Given a matrix type in Rust using const generic parameters, something like this:
pub struct Mat<T, const R: usize, const C: usize>
{
m: [[T; C]; R],
}
I am aware that specializations are not available (yet, and not for this type of specialization it seems?), but it seems like it is possible to implement some 'specializations' for specific instances of this type, e.g.:
impl<T> Mat<T, 2, 2>
{
pub fn invert(self) -> Self
where T: From<f32> + Clone + std::ops::Neg<Output=T> + std::ops::Sub<T, Output = T> +
std::ops::Mul<T, Output = T> + std::ops::Div<T, Output = T>
{
let r = T::from(1.0) / self.clone().determinant();
Mat::new([[ self[1][1]*r.clone(), -self[0][1]*r.clone()],
[-self[1][0]*r.clone(), self[0][0]*r]])
}
pub fn determinant(self) -> T
where T: std::ops::Sub<T, Output = T> + std::ops::Mul<T, Output = T>
{
self[0][0]*self[1][1] - self[0][1]*self[1][0]
}
}
Similar 'specializations' can be implemented for 3x3 and 4x4 matrices.

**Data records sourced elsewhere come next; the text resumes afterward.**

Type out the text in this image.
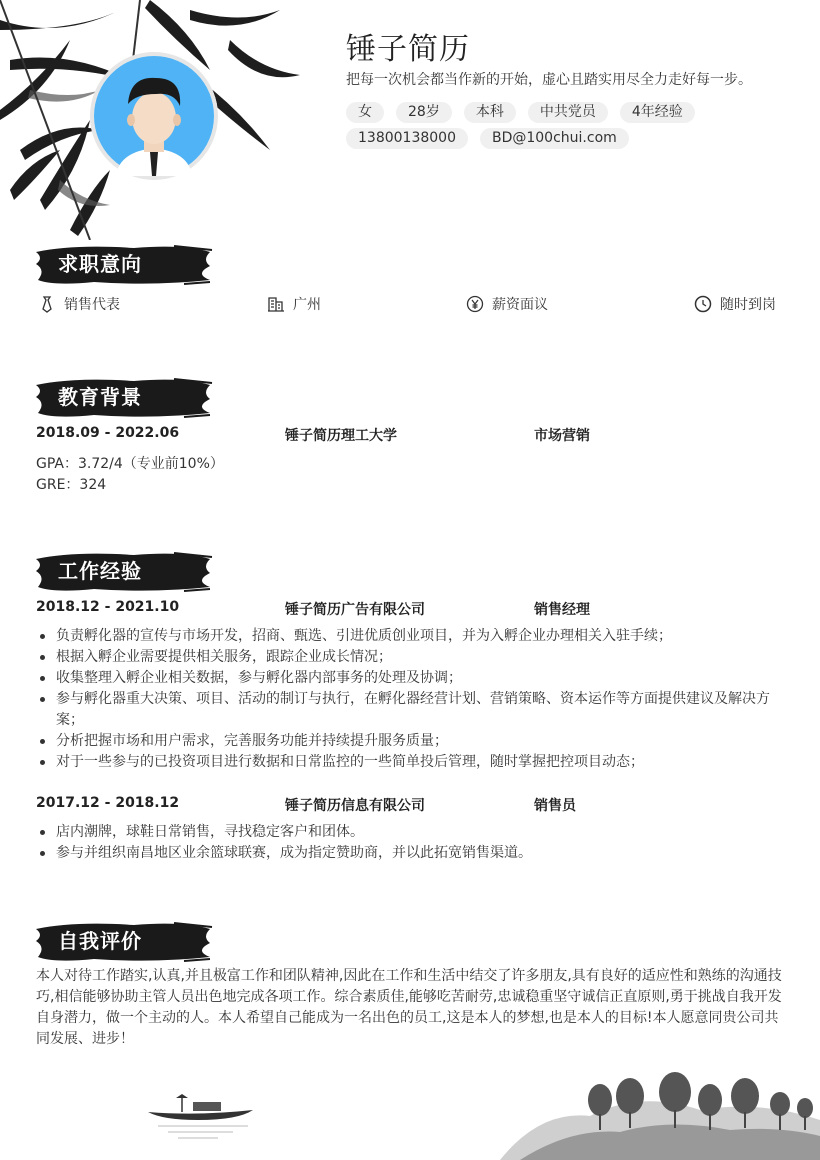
锤子简历
把每一次机会都当作新的开始，虚心且踏实用尽全力走好每一步。
女	28岁	本科	中共党员	4年经验
13800138000	BD@100chui.com
求职意向
销售代表	广州	薪资面议	随时到岗
教育背景
2018.09 - 2022.06	锤子简历理工大学	市场营销
GPA：3.72/4（专业前10%）
GRE：324
工作经验
2018.12 - 2021.10	锤子简历广告有限公司	销售经理
负责孵化器的宣传与市场开发，招商、甄选、引进优质创业项目，并为入孵企业办理相关入驻手续；
根据入孵企业需要提供相关服务，跟踪企业成长情况；
收集整理入孵企业相关数据，参与孵化器内部事务的处理及协调；
参与孵化器重大决策、项目、活动的制订与执行，在孵化器经营计划、营销策略、资本运作等方面提供建议及解决方案；
分析把握市场和用户需求，完善服务功能并持续提升服务质量；
对于一些参与的已投资项目进行数据和日常监控的一些简单投后管理，随时掌握把控项目动态；
2017.12 - 2018.12	锤子简历信息有限公司	销售员
店内潮牌，球鞋日常销售，寻找稳定客户和团体。
参与并组织南昌地区业余篮球联赛，成为指定赞助商，并以此拓宽销售渠道。
自我评价
本人对待工作踏实,认真,并且极富工作和团队精神,因此在工作和生活中结交了许多朋友,具有良好的适应性和熟练的沟通技巧,相信能够协助主管人员出色地完成各项工作。综合素质佳,能够吃苦耐劳,忠诚稳重坚守诚信正直原则,勇于挑战自我开发自身潜力，做一个主动的人。本人希望自己能成为一名出色的员工,这是本人的梦想,也是本人的目标!本人愿意同贵公司共同发展、进步！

However, at some point I would like to also implement a generalized determinant/inverse, something like this:
impl<T, const N: usize> Mat<T, N, N>
{
/// Generalized matrix inversion.
pub fn gen_invert(self) -> Self
{
// TODO: determinant(), matrix_minor(), cofactor(), adjugate()
Mat::default()
}
/// Generalized matrix determinant.
pub fn gen_det(self) -> T
{
match N
{
1 => self.determinant(), // <- Wrong type Mat<T, N, N>, not Mat<T, 1, 1>.
// 2 => // Same as above.
_ => general_fn(),
}
}
}
This turned out to be hard however, since there does not seem to be any way to
cast or even transmute a type of Mat<T, N, N> to Mat<T, 1, 1>, even though we
know that the sizes are correct, given that is done on a const variable under
an appropriate match case. Is there some way to accomplish the above without an
expensive from() function that manually creates a Mat<T, 1, 1> from the Mat<T,
N, N>?
Additionally, is there some way to avoid renaming the generalized versions of these functions? I tried to do that using traits, similar to this question, but since all functions have the same name this does not appear to work for this case.
(There are even more complications with this though, since computing minor matrices requires arithmetic on const generics and that is only in nightly Rust right now, but that is beyond the scope of this question.)